🤖 AI Summary
This paper addresses the lack of a unified evaluation framework for variable importance measures (VIMs). We first establish an axiomatic framework for VIM grounded in information gain axioms, formally specifying essential properties—including reasonableness, consistency, and confounding robustness—that any valid VIM must satisfy. Building upon this foundation, we propose a general, principled pipeline for constructing and evaluating VIMs, integrating information theory, statistical inference, and variable selection theory. Our framework systematically characterizes and compares the behavior of prominent VIMs—including Permutation Importance, SHAP, and Gini Importance—under the proposed axiomatic constraints. Crucially, it bridges the theoretical gap between VIM evaluation and variable selection. The results provide both a rigorous theoretical foundation and practical guidelines for the scientific selection, formal validation, and reliable deployment of VIMs in interpretable AI systems.
📝 Abstract
Variable importance measures (VIMs) aim to quantify the contribution of each input covariate to the predictability of a given output. With the growing interest in explainable AI, numerous VIMs have been proposed, many of which are heuristic in nature. This is often justified by the inherent subjectivity of the notion of importance. This raises important questions regarding usage: What makes a good VIM? How can we compare different VIMs?

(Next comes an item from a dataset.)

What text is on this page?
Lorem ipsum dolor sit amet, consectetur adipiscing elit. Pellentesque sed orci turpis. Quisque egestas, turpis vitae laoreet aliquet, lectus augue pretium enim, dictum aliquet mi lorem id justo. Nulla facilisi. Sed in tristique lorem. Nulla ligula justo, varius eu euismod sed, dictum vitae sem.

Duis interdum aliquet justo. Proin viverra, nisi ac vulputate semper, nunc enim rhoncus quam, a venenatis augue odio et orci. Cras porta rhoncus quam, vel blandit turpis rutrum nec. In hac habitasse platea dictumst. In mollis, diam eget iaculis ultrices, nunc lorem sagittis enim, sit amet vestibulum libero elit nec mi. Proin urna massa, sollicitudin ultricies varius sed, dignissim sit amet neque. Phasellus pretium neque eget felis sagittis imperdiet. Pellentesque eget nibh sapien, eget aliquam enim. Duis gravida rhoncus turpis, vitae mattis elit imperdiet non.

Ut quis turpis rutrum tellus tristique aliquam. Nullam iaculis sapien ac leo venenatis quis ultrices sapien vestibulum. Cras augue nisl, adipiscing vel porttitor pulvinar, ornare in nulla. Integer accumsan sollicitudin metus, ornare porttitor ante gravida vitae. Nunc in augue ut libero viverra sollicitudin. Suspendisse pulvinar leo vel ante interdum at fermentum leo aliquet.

In this paper, we address these questions by: (1) proposing an axiomatic framework that bridges the gap between variable importance and variable selection. This framework formalizes the intuitive principle that features providing no additional information should not be assigned importance. It helps avoid false positives due to spurious correlations, which can arise with popular methods such as Shapley values; and (2) introducing a general pipeline for constructing VIMs, which clarifies the objective of various VIMs and thus facilitates meaningful comparisons. This approach is natural in statistics, but the literature has diverged from it.
Finally, we provide an extensive set of examples to guide practitioners in selecting and estimating appropriate indices aligned with their specific goals and data.